Sur l’étude d’impact, nous considérons qu’il est indispensable d’évaluer précisément les conséquences de votre dispositif sur l’économie réelle que vous prétendez secourir. Le groupe UDI proposera donc que le Gouvernement produise une véritable étude d’impact avant le 1er janvier 2014 pour permettre au législateur d’avoir une vision des conséquences éventuelles en termes de sauvegarde de l’emploi et de pérennisation des sites industriels. À titre d’exemple, il serait intéressant de savoir si un tel dispositif aurait permis, dans le cas de l’entreprise Florange, de sauvegarder tant les emplois que l’activité du site industriel.

Dans le domaine du dialogue social, nous nous étonnons que vous reveniez sur les conditions relatives aux offres de reprises soumises aux sites qui envisagent une fermeture, car ce sujet a été traité dans le cadre de l’accord national interprofessionnel que le groupe UDI a soutenu.

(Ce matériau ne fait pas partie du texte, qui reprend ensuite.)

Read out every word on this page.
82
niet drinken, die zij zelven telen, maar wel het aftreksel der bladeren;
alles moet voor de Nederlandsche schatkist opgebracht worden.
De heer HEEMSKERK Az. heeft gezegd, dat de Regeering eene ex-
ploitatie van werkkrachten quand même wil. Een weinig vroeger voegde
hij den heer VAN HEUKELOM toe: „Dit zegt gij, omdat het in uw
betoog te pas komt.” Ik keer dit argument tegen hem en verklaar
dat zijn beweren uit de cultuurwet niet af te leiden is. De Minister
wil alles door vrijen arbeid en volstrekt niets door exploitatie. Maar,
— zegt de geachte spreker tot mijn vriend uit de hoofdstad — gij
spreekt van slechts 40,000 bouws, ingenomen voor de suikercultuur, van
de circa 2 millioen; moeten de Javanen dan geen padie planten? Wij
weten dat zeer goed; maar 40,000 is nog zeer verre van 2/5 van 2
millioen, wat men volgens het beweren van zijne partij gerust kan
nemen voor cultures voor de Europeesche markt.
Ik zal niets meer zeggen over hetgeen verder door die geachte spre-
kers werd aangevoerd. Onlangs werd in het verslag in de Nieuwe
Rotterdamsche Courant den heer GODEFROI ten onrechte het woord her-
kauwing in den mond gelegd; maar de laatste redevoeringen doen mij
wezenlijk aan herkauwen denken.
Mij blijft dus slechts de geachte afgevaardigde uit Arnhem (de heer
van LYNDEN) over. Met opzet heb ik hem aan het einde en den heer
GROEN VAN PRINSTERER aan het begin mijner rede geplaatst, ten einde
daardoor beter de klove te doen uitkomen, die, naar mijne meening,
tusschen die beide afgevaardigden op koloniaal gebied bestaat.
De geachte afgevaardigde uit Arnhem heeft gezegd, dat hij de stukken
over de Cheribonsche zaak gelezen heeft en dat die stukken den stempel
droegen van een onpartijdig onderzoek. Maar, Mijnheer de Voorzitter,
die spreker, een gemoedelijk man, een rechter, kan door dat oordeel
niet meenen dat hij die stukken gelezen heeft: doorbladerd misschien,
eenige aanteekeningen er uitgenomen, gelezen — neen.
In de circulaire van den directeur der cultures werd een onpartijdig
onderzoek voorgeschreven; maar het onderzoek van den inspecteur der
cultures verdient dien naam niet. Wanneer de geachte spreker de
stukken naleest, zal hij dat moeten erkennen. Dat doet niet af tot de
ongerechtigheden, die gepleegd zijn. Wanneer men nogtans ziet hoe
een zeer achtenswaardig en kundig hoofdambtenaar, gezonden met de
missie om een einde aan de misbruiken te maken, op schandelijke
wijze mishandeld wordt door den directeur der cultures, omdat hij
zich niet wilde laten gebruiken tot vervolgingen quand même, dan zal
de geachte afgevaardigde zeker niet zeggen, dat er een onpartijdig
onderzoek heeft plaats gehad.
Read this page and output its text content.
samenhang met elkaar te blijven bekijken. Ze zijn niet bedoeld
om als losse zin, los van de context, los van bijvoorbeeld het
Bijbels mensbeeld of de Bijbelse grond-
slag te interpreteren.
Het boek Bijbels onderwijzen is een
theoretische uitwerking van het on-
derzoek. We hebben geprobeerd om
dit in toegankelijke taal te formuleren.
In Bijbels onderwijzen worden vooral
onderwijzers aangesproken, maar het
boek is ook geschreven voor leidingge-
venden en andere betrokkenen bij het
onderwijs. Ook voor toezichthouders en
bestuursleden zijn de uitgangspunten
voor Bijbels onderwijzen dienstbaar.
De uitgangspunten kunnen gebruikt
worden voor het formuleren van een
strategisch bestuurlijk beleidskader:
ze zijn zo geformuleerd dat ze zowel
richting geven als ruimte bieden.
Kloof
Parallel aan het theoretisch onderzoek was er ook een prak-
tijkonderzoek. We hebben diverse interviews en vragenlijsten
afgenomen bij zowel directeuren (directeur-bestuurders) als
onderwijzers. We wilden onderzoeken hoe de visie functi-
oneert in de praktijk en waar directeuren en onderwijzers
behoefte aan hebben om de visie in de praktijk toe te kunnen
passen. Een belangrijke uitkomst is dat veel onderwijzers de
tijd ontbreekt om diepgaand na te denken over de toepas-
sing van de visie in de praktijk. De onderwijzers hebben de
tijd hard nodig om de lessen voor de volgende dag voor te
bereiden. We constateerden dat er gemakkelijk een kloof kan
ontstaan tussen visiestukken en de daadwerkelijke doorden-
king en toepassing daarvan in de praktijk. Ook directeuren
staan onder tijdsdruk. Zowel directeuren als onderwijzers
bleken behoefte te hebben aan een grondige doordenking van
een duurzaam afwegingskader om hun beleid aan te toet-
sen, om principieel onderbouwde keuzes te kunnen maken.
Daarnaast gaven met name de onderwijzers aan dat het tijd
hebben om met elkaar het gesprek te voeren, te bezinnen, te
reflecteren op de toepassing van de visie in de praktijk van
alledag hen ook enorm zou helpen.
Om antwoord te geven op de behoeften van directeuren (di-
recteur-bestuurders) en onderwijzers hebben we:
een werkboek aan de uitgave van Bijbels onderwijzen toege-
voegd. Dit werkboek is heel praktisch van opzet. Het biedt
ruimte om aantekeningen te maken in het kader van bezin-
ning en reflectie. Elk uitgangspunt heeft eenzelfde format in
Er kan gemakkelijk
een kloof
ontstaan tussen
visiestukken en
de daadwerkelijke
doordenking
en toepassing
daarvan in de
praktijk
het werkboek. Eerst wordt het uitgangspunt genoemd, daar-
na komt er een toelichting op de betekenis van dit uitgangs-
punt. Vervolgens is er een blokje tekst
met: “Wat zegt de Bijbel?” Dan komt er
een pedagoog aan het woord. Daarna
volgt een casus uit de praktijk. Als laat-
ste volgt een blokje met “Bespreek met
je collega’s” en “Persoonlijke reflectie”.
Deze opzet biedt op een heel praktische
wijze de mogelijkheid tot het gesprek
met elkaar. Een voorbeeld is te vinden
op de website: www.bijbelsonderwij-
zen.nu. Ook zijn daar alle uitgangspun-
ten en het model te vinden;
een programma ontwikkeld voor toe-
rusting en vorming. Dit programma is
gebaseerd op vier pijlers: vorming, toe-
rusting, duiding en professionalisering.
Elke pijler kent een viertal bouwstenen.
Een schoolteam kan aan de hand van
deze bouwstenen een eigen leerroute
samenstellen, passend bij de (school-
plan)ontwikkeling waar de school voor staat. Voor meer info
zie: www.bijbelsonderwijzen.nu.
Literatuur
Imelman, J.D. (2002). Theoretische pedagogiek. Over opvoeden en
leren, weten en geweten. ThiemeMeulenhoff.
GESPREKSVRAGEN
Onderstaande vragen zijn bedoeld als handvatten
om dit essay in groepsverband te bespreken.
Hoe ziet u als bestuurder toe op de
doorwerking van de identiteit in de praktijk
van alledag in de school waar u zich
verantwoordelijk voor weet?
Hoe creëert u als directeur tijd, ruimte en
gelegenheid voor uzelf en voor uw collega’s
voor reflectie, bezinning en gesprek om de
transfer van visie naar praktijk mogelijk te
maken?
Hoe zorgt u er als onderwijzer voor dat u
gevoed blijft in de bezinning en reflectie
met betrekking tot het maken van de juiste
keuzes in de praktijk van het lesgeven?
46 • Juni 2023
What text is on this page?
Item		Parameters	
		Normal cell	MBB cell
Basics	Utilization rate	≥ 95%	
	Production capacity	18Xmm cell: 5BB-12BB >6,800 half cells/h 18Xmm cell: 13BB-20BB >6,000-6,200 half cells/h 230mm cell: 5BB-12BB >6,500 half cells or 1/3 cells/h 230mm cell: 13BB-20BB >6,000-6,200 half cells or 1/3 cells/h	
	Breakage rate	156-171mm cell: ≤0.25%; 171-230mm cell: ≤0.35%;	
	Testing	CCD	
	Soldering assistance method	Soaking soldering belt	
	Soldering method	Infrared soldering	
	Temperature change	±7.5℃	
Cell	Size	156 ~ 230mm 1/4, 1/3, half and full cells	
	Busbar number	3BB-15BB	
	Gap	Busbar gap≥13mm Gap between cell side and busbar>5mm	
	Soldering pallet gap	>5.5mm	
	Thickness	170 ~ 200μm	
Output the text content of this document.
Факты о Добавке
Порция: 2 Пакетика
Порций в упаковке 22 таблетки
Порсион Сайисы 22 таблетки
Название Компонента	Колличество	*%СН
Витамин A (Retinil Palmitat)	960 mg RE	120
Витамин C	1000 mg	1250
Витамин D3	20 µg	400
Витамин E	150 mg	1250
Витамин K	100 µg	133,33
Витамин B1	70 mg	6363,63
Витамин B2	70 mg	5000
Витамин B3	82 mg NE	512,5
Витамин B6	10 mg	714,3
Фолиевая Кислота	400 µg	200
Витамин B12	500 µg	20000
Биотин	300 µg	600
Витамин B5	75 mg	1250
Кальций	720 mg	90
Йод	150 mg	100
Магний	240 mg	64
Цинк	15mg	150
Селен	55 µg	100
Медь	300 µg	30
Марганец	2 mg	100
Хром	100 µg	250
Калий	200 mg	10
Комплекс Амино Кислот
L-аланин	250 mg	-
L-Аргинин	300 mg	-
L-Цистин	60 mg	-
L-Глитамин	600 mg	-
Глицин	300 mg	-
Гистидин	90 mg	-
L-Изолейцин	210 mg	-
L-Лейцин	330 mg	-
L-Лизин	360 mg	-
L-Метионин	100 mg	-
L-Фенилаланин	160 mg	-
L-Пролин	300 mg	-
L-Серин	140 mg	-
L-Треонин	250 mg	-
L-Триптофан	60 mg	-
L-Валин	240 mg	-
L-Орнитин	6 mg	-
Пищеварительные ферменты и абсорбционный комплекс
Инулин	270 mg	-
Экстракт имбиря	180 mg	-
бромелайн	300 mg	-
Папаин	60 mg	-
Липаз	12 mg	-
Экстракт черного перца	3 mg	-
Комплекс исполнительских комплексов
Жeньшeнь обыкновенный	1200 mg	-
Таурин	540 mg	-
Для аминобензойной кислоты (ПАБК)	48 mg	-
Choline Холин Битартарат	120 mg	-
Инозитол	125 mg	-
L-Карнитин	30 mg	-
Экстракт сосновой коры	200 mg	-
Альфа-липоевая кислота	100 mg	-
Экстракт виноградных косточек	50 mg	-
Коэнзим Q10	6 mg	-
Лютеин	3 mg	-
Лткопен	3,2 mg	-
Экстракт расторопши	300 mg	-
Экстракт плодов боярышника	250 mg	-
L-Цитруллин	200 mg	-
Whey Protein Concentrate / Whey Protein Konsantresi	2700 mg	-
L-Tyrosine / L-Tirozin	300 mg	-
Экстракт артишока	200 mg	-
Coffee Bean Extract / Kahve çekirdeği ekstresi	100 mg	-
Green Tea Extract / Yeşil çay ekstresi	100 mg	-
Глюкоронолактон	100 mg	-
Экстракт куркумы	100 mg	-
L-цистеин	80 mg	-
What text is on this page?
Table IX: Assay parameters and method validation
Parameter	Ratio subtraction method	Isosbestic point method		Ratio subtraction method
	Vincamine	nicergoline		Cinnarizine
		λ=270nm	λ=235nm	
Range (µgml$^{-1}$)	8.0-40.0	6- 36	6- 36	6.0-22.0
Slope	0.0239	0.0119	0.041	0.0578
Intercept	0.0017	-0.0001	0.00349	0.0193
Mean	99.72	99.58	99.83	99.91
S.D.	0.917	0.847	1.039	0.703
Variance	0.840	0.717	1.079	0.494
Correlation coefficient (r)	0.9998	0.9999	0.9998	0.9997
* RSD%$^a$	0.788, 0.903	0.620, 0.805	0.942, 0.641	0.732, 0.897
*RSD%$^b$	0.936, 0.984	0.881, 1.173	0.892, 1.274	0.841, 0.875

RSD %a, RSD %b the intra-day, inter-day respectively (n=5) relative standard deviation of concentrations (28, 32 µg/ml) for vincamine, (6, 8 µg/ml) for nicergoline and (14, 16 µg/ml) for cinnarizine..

Alors que l’encre de cet accord est à peine sèche et que l’ensemble des acteurs économiques avaient accueilli l’annonce d’un choc de simplification avec un grand soulagement, vous vous apprêtez déjà à alourdir davantage le code du travail.

S’il est évidemment légitime de défendre l’emploi dans des entreprises industrielles rentables du territoire national, nous considérons que les obligations nouvelles et les sanctions que vous faites peser sur les dirigeants d’entreprise dans le cadre de la recherche d’un repreneur sont juridiquement fragiles, sources de contentieux, inutiles en termes de sauvegarde de l’emploi et dangereuses sur le plan économique.

Ces contraintes sont tout d’abord juridiquement fragiles, ce que le Conseil d’État a largement démontré en pointant toutes les insuffisances du dispositif de l’article 1er . Si son avis vous a heureusement contraints à revoir votre copie et à l’améliorer en commission, nous craignons cependant que ce texte ne soit une nouvelle source de contentieux et un nouveau facteur de judiciarisation de l’économie. S’il doit créer des emplois, ce sera donc davantage dans les tribunaux et les cabinets d’avocats que dans nos usines.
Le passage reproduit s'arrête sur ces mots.